For those unfamiliar with his work, a film screening of Ian Venables: Hidden Music at The Firs (Elgar’s Birthplace) provides a biographical journey through the composer’s music, much of it filmed in the locality, with contributions from esteemed artists and music authorities. The event includes a Q & A with the composer himself, hosted by Classic FM’s Zeb Soanes.

Elgar and Venables’ music can also be heard in the highly anticipated ESO Strings’ concert at Great Malvern Priory featuring award-winning viola soloist Rosalind Ventris, and there’s a thrilling Sonata for Strings by William Walton.

The abundance and variety of choral and song repertoire is regularly showcased at the Elgar Festival by the region’s well-loved ensembles, represented this year in a programme of Part Songs by Elgar, Parry and Stanford performed by the Proteus Ensemble; the acclaimed Midlands chamber choir directed by Stephen Shellard. 

The Jenny Lind Singers is a virtuosic female voice choir named after the Swedish Nightingale under the leadership of Lynne Lindner; their programme provides a chance to hear works by Errolyn Wallen, Master of the King’s Music, and award-winning Worcestershire-based composer, Liz Dilnot Johnson. 

The Elgar Chorale has established itself as one of the leading specialist choirs in the West Midlands and will be performing works by Elgar, Coleridge-Taylor, Stanford and Ian Venables under the direction of Piers Maxim.

Worcestershire Symphony Orchestra, which Elgar helped to found in 1905, will perform popular works by Elgar and Mozart and a more recent re-discovery by Midlands-based composer Ruth Gipps, entitled Cringlemire Garden and inspired by the Lake District.
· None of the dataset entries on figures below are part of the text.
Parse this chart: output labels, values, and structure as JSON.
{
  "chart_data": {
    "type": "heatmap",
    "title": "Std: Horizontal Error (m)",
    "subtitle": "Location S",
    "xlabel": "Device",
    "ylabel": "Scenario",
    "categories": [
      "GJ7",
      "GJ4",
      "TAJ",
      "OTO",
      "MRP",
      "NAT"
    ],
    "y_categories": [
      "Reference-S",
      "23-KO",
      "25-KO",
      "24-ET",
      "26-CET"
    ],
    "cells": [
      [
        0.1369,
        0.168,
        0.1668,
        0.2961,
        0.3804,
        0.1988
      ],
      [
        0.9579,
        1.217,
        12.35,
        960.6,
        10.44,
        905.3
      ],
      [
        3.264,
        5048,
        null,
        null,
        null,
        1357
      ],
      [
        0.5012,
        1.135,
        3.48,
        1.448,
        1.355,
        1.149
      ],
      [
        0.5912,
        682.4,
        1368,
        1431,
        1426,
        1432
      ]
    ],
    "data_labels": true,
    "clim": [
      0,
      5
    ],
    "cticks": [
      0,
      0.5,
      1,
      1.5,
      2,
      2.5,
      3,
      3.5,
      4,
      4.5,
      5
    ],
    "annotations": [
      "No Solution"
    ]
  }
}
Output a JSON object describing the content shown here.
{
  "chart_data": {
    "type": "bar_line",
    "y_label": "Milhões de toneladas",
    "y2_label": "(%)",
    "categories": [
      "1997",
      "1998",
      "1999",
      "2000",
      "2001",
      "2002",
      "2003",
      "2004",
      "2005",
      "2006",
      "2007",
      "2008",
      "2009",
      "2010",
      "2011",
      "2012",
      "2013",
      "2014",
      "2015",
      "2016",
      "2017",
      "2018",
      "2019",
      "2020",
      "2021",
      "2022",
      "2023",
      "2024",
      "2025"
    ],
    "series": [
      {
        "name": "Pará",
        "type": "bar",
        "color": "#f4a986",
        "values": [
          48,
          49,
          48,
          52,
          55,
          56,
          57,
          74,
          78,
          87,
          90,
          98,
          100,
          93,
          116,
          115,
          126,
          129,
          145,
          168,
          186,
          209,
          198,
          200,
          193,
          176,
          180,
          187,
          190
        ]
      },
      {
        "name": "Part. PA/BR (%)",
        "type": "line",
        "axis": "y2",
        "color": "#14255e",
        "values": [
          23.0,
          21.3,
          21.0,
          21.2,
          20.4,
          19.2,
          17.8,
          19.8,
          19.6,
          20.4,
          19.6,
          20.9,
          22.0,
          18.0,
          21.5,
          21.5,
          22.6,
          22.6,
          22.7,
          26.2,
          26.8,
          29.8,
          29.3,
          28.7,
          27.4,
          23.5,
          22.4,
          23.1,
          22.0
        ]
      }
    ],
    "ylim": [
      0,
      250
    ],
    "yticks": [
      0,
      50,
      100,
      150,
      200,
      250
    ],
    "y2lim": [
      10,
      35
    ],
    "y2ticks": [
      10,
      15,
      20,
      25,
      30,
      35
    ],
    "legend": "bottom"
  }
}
To ensure accessibility for everyone, all concerts at the Elgar Festival offer free entry for under 18s accompanied by full-paying adults. Many other events are free-of-charge including relaxed concerts, talks, film, an exhibition, and there’s also an outside performance by Worcester Concert Brass in Worcester’s Cathedral Square. Early evening Club Elgar at West Malvern Social Club features a Retro 70’s Fusion where 70’s fancy dress is recommended, priced at just £10. This is truly ‘Elgar for Everyone’!